060797 In TV Interview, Teen-Ager Denies Killing Her Baby

By ROBERT HANLEY

 

The New Jersey teen-ager who is accused with her boyfriend of murdering their newborn son in a Delaware motel last November has denied that she killed the infant, according to the transcript of an interview televised Friday night on ABC.

In a teary appearance on "20/20" with her parents and new lawyer, Amy Grossberg, 18, said she mourned for the infant and had visited his grave.

"It was part of me," Ms. Grossberg told her interviewer, Barbara Walters. "My heart breaks. I would never hurt anything or anybody, especially something that has come from me."

In the transcript, Ms. Grossberg said she was terrified of receiving the death penalty and rejected the notion that she was a "baby killer."

"It's the furthest thing from the truth, the furthest thing," Ms. Grossberg said, according to the transcript.

Her mother, Sonye, who appeared with her husband, Alan, and Ms. Grossberg's new lawyer, Robert Gottlieb, was quoted as saying: "She wouldn't hurt her baby, anybody's baby. She's always so caring and giving."

The interview was Ms. Grossberg's first on television since she and her high school sweetheart, Brian Peterson, 18, both of Wyckoff, N.J., were arrested shortly after the infant was found dead in a plastic bag in a trash container behind a motel in Newark, Del.

The television appearance came as one of her original lawyers in Delaware, Charles Slanina, submitted court papers to withdraw from the case, and her new lawyer, Gottlieb, of Commack, N.Y., abandoned an earlier defense posture of shielding her from the news media and sought to create public sympathy for her.

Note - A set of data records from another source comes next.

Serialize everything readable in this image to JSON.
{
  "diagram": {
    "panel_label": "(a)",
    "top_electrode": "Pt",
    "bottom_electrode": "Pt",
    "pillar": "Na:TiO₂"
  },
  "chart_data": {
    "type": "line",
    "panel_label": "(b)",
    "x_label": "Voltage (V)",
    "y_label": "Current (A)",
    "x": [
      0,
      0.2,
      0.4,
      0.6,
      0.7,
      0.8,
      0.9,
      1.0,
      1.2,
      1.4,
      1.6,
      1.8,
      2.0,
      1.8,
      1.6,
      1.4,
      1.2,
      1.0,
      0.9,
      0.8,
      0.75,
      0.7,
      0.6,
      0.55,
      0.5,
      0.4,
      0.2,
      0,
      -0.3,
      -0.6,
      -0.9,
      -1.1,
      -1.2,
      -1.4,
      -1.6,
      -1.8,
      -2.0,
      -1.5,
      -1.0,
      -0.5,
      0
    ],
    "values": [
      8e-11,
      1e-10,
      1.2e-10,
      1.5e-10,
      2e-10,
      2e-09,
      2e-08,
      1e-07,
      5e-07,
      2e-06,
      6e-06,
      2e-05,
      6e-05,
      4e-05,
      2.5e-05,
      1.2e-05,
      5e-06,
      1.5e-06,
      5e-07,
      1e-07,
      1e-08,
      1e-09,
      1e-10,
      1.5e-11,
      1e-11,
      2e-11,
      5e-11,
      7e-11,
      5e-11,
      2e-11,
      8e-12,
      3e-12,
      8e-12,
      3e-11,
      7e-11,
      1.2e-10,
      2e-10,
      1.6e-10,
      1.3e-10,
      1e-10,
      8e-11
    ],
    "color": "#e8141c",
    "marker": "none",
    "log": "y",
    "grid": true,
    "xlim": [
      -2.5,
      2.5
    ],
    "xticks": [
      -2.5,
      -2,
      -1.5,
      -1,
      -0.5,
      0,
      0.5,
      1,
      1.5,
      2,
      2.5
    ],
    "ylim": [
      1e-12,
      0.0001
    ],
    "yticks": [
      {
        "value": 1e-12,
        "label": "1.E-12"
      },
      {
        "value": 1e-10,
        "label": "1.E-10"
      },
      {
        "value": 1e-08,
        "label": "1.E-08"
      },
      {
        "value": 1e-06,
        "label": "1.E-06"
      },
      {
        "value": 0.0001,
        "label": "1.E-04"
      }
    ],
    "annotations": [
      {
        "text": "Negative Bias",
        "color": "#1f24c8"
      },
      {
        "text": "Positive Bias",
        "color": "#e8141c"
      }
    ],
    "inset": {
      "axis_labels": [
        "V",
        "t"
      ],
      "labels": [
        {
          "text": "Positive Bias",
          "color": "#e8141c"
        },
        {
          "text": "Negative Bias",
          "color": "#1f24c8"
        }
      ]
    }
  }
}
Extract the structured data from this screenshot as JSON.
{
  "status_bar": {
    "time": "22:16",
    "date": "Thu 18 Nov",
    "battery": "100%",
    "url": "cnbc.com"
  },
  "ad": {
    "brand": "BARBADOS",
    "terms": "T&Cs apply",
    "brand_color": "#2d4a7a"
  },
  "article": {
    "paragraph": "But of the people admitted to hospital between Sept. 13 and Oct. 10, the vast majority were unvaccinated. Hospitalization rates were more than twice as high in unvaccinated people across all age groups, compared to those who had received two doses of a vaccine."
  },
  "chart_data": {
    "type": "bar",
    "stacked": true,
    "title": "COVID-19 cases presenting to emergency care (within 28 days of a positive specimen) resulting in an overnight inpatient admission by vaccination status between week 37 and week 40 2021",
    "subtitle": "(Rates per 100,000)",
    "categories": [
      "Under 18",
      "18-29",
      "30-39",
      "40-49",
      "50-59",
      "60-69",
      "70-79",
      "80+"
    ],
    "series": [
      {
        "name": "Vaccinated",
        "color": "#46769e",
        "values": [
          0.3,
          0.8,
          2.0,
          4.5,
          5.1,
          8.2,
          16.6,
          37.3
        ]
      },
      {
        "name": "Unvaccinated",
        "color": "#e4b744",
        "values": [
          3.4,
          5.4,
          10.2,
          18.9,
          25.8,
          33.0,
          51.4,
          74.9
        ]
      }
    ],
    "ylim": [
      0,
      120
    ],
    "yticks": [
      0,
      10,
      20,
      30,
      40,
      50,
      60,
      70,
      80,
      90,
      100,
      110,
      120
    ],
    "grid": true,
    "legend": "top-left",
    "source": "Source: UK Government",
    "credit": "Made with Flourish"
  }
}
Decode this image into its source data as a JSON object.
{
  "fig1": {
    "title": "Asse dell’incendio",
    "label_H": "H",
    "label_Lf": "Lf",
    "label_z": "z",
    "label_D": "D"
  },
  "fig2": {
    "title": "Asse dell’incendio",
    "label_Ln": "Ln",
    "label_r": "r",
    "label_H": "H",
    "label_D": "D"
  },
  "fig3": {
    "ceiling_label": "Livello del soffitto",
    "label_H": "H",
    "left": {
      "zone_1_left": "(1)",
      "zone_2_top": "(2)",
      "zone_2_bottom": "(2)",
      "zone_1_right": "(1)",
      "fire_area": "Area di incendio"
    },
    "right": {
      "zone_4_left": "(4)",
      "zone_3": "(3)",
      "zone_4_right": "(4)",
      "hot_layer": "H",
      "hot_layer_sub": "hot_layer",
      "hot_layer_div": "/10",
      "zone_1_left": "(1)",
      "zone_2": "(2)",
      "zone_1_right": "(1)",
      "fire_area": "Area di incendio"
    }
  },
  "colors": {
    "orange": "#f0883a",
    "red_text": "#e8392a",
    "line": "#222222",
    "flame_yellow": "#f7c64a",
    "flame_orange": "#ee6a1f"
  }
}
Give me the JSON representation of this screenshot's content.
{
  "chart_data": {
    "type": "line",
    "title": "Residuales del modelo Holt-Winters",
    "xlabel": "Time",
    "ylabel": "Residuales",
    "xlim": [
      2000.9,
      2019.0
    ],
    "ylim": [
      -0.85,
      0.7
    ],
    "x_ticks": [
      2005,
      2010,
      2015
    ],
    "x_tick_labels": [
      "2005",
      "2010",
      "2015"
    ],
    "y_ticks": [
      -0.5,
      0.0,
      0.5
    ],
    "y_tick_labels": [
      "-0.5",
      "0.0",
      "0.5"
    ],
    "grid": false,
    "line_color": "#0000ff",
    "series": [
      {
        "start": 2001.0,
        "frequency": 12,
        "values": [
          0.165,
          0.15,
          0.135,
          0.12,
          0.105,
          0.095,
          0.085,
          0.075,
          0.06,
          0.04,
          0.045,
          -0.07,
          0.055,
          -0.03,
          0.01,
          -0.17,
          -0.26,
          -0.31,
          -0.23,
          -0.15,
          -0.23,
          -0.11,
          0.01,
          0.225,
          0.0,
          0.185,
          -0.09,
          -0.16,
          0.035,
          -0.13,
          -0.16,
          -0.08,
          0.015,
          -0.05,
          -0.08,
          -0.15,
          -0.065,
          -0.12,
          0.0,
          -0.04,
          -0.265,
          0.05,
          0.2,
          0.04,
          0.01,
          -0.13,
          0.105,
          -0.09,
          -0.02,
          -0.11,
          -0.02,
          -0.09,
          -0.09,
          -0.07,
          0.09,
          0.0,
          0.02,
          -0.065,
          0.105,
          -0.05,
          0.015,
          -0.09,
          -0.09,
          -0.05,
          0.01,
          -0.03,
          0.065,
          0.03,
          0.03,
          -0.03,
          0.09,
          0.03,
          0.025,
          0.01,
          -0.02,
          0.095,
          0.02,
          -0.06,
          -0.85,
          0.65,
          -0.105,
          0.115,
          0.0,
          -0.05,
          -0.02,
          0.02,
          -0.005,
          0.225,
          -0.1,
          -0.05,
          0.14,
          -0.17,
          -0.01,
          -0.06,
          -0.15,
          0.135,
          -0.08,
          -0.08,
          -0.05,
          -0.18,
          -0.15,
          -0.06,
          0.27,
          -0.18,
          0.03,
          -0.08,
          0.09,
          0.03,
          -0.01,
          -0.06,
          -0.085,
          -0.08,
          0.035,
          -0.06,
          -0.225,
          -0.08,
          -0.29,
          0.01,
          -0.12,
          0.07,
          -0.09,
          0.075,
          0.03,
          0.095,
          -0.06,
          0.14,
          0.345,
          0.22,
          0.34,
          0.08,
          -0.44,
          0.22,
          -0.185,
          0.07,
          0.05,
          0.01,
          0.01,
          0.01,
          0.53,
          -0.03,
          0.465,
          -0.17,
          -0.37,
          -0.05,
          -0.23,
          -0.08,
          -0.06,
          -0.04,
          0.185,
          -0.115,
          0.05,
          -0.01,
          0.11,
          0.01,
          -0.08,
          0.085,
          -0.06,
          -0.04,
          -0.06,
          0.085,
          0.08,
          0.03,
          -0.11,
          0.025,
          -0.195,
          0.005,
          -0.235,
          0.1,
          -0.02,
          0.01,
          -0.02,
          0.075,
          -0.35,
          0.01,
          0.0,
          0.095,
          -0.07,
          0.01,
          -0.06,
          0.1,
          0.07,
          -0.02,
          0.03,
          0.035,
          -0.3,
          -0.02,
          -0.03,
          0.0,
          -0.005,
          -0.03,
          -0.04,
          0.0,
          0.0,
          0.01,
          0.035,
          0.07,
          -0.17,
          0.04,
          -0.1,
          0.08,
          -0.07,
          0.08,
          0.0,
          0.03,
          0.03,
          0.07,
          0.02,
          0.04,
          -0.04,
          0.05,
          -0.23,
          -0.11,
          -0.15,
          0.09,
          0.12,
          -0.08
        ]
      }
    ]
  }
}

In a telephone interview Friday, Gottlieb said he was considering filing a motion by July 1 seeking separate trials for Ms. Grossberg and Peterson, because, he said, in joint trials "certain evidence" is inadmissible. He declined to go into details, but said a jury considering charges against Ms. Grossberg should not hear Delaware's case against Peterson.

The chief prosecutor, Peter LeTang, refused to comment on the possibility that Delaware would seek separate trials for the teen-agers. But, he said, before the state can proceed with a joint trial, it must review statements that investigators have taken from the teen-agers and remove any incriminating or hearsay information one might have provided about the other.

Peterson did not appear with Ms. Grossberg in the "20/20" interview. But according to the transcript, Ms. Grossberg told Miss Walters that she thinks of marrying him, and dismissed the interviewer's suggestion that some think they may "turn against each other."

Gottlieb told Miss Walters that his client was innocent and appealed to prosecutors in Delaware to "take a fresh look at the case," according to the transcript.

"You know, it's never too late to do what is right based on the evidence," he was quoted as saying.

LeTang, the prosecutor, said after reviewing the transcript that he believed the Grossberg family and Gottlieb had committed a "serious breach" of a Delaware judge's order last November admonishing lawyers in the case to avoid prejudicial pretrial comments. He said he would decide after watching the telecast whether to seek court sanctions against them.

Gottlieb contended that the Grossberg family was not covered by the order and that he was free to assert his client's innocence.

Because of the order, he said, he had barred Miss Walters from asking about evidence in the case or the details surrounding the baby's birth and death on Nov. 12.